A mile or two on our way, Worms stopped and let me out. He added my burial shroud to his box full of rags, and dressed me in clothes that he’d gathered from dustbins. When I sat up beside him, I looked every inch a grubber.
He carried me straight into London, and what a pleasure it was—despite the stench of the rancid fat and dog droppings that he’d gathered—to ride the body snatcher’s wagon instead of Mr. Goodfellow’s elegant carriage. Worms listened to the story of my adventures, adding excited exclamations of “Fancy that!” or “Mercy me!” When he’d heard the end of it he insisted on takin
g me right where I wanted to go—right to the door of Mr. Goodfellow’s building.
“I’ll come up if you like, Tom,” he said, as he drew the wagon to a stop. “Fancy toffs like him, they don’t give me no fears. I wouldn’t lift me hat to none of them.”
I thanked him, but refused. “I have to go myself,” I said.
“’Course you do.”
When I stood on the street below him, Worms looked down and smiled. “You’ve made me happy, Tom Tin,” he said. “When I seen you in that shroud I thought you’d come to a bad end. But you’ve turned from a boy to a man, I see, and it’s all from me kindness, ain’t it? It’s from that leg up I gave you.”
I had nearly forgotten that he had put two pennies in my hand long ago, to start me on my way. I did remember that I’d laughed at him, behind his back, because he was so poor and filthy while I owned the wealth of the Jolly Stone. I’d imagined telling my rich friends how a bone grubber had given me food. Now I regretted that very much. I would rather spend the rest of my days with the likes of Worms than with men like Mr. Goodfellow.
He tipped his hat to me. “God bless you, Tom Tin,” he said, and clucked softly at Peggy. I watched him rumble away, into the twisting lanes of old London. Then I gathered myself to face Mr. Goodfellow.
I marched up the stairs and through his office. The clerks looked up from their ledgers, aghast at the sight of a boy in rags in a place as fine as that. Silbury came sweeping out from some dark corner and fell in beside me.

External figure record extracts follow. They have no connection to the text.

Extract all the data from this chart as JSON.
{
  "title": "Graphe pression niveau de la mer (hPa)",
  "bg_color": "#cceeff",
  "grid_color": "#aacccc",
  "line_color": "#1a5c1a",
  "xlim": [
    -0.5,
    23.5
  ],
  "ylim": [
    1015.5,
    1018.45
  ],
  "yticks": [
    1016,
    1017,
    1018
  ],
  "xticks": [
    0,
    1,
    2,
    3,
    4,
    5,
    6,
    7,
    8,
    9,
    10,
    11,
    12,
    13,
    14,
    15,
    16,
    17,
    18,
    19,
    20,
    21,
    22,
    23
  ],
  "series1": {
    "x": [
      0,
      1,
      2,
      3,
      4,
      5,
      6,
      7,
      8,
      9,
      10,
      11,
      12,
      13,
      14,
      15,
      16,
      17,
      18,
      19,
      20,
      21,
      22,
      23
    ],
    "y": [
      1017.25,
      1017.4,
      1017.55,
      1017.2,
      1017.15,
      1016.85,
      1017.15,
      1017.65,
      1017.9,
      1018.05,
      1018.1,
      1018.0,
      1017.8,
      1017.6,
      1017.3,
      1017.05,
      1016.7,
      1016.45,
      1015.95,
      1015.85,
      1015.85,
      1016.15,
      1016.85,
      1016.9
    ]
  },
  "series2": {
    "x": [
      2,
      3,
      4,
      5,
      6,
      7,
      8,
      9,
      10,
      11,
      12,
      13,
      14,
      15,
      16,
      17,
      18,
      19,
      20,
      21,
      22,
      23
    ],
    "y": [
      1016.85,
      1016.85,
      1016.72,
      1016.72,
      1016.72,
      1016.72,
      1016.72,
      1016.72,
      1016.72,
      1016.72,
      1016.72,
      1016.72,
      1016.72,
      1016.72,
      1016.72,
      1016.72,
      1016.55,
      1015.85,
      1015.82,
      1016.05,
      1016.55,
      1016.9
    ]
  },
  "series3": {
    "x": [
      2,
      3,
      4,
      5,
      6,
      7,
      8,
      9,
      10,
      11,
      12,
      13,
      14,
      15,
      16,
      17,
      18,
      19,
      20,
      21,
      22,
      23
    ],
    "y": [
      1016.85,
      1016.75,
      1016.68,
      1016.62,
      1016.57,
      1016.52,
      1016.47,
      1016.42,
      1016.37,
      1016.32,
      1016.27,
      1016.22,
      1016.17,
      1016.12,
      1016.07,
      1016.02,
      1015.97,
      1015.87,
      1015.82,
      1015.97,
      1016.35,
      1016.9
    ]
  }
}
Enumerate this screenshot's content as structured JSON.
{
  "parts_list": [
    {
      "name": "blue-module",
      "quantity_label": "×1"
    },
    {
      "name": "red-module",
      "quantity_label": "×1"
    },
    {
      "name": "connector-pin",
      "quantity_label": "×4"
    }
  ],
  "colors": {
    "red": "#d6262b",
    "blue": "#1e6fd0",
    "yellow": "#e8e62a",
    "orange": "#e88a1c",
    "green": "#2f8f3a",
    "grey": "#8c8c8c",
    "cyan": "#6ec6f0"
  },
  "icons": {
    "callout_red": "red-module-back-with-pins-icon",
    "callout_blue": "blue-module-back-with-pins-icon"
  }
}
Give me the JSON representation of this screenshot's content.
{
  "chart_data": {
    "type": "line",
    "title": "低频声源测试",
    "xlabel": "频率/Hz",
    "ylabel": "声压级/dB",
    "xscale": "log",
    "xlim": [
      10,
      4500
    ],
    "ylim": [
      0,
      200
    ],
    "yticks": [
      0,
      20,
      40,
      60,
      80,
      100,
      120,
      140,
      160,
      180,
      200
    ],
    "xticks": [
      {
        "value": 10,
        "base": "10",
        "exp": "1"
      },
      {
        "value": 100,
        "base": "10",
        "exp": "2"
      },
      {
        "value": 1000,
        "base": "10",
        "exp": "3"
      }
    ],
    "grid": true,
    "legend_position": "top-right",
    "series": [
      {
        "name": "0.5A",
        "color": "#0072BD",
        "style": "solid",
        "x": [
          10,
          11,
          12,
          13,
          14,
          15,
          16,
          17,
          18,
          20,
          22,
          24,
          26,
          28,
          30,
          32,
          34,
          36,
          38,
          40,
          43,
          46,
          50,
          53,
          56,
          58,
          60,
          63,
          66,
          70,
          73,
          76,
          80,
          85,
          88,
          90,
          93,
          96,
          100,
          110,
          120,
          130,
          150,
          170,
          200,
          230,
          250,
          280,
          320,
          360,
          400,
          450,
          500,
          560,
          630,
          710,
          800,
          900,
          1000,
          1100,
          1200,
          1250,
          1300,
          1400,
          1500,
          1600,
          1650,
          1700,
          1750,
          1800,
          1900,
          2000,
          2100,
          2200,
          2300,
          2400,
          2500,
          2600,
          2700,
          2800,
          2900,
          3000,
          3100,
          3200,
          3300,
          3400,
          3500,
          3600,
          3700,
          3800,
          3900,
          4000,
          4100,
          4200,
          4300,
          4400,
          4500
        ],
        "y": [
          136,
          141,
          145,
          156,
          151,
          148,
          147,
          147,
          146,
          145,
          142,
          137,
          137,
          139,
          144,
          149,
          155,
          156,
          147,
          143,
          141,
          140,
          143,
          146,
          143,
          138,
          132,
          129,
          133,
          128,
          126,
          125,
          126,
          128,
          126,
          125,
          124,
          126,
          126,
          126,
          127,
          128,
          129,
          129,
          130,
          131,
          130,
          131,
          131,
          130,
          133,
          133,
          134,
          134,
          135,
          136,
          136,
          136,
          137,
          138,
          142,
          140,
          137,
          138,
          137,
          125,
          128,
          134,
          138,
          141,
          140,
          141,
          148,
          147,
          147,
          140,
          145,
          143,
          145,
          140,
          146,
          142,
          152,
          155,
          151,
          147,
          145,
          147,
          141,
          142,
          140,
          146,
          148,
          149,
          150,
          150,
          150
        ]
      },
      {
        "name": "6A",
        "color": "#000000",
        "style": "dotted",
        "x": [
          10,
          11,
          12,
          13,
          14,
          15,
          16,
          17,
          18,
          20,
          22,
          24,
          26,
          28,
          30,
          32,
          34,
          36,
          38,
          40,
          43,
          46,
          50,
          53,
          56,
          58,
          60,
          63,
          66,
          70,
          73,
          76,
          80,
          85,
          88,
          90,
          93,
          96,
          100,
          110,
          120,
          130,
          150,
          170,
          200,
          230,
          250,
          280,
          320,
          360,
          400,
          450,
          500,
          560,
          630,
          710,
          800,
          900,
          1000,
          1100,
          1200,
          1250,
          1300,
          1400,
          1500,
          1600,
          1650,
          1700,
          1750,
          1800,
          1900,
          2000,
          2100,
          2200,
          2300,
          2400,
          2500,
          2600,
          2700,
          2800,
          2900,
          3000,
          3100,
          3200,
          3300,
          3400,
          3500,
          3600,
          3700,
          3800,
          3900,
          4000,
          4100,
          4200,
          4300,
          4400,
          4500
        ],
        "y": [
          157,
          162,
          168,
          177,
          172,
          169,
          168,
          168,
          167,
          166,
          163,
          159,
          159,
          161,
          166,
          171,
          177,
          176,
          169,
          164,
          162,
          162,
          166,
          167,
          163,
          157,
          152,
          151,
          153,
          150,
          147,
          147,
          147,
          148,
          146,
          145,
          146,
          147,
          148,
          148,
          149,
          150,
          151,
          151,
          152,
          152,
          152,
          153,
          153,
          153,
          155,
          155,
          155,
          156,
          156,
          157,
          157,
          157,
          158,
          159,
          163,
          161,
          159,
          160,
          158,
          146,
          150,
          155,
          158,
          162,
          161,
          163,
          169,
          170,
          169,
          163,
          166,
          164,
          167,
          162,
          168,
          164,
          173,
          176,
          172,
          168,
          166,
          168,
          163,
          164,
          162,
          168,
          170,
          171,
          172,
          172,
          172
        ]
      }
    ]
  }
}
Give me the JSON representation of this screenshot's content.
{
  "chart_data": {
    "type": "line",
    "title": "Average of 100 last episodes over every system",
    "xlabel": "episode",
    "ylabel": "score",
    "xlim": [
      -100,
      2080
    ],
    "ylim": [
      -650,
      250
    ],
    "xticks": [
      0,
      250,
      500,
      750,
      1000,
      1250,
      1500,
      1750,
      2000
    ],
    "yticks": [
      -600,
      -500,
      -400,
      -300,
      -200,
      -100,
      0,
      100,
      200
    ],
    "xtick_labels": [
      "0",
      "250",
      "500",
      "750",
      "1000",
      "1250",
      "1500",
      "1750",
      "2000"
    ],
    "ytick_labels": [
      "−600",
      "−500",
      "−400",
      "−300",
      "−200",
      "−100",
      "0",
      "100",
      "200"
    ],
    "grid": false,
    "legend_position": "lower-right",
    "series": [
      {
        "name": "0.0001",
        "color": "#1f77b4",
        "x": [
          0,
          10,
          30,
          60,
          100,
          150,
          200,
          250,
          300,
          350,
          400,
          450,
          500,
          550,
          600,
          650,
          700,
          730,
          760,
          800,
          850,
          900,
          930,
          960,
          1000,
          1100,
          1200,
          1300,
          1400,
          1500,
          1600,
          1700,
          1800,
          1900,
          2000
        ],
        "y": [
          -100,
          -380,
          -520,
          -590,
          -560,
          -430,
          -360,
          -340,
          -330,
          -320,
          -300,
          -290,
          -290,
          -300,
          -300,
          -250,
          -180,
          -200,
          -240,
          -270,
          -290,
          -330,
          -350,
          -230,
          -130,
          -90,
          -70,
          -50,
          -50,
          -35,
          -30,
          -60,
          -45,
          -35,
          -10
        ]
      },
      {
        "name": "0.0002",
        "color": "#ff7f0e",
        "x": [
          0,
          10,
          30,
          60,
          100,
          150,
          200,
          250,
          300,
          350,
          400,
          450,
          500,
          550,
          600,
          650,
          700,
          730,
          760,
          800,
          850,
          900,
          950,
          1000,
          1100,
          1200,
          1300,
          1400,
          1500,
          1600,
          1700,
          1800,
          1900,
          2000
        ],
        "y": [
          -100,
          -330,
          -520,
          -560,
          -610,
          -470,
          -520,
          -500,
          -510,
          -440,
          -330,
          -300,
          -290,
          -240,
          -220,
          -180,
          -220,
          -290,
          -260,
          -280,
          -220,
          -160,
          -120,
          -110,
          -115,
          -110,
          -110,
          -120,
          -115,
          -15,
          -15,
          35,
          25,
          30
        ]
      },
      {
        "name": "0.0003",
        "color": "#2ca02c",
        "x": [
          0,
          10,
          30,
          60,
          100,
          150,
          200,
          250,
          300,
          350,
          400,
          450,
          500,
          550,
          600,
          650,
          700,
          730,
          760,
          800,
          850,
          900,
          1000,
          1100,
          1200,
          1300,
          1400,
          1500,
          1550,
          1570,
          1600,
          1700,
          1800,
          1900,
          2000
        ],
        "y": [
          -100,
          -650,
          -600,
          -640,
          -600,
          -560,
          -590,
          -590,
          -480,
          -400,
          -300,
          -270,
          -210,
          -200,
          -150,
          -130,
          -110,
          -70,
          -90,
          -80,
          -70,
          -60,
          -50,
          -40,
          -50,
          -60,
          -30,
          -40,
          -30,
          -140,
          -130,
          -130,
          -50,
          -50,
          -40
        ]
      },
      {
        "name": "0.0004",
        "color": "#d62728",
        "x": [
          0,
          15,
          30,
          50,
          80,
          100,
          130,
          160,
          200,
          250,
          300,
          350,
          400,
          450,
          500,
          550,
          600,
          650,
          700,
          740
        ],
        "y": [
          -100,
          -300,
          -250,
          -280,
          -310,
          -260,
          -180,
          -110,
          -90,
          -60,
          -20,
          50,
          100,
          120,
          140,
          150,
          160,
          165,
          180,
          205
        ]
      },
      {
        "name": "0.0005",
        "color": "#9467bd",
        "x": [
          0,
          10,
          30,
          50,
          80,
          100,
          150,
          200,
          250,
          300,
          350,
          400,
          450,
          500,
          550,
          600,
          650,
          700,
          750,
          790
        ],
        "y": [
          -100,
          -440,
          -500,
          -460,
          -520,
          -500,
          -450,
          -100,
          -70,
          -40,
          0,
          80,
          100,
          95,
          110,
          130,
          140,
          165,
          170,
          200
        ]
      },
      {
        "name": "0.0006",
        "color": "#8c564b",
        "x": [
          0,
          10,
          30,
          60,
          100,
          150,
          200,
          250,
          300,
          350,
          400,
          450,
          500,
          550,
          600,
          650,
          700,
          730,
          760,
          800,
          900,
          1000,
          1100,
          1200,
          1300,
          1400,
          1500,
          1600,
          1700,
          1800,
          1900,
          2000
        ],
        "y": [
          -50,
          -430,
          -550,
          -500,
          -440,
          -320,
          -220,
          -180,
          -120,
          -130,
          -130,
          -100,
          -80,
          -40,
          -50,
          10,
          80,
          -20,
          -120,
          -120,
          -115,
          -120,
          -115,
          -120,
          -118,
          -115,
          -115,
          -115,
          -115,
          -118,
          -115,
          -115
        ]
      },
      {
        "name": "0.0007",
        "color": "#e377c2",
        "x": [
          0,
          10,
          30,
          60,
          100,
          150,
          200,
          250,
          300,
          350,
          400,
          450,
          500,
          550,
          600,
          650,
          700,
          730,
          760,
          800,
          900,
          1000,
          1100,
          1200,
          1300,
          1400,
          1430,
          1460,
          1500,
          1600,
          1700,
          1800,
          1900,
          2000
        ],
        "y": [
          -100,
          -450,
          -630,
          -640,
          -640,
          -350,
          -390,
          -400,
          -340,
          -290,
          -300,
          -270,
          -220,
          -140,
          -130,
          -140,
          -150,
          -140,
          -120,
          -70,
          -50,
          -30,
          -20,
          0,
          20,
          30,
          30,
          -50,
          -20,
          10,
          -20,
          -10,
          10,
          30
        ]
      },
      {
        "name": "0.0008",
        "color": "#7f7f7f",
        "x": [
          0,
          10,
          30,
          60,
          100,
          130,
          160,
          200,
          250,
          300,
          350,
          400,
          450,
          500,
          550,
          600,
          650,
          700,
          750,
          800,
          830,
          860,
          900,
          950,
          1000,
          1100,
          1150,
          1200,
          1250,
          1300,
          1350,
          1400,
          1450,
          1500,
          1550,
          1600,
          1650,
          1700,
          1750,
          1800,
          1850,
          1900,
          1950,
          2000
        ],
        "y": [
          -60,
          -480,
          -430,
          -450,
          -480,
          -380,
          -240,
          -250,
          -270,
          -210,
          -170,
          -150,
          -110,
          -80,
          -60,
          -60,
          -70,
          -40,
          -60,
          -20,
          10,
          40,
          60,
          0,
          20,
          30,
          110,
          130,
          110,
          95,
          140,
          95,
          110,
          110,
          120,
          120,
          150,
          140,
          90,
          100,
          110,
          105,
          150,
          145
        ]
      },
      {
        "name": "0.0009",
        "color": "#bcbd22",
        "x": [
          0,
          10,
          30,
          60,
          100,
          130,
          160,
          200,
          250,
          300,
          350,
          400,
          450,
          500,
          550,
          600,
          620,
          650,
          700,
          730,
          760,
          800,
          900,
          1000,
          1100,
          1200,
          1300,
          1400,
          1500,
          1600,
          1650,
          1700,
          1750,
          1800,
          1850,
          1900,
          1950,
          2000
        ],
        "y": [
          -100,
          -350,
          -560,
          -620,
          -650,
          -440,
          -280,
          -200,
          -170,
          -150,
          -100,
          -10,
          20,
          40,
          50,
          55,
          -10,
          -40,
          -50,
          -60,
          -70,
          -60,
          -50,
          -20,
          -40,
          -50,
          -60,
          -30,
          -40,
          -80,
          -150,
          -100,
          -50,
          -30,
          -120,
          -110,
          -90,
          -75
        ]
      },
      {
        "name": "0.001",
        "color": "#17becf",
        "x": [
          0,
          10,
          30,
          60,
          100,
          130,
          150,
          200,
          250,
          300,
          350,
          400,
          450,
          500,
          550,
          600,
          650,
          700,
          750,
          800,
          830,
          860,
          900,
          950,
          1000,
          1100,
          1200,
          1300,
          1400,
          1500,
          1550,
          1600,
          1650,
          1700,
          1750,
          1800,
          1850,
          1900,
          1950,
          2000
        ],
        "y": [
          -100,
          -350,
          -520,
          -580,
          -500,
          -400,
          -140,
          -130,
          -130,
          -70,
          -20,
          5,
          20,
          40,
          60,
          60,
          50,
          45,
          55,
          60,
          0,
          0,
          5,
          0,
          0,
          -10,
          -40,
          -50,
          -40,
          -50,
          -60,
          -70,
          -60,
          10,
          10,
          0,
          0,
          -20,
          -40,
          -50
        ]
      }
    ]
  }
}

“What do you think you’re doing, boy?” he said. “Where are you off to?” His shoes twinkled as he scampered along. “Answer me, blast you!”
I stopped. He trotted past, then turned about. “Oh, it’s you,” he said. “It’s Tom Tin.”
“I’ve come to see Mr. Goodfellow,” said I.
“Well, you can’t.” He held up a small hand, so clean that it shone. “He’s not seeing anyone, boy. He hasn’t moved from his office in three days.”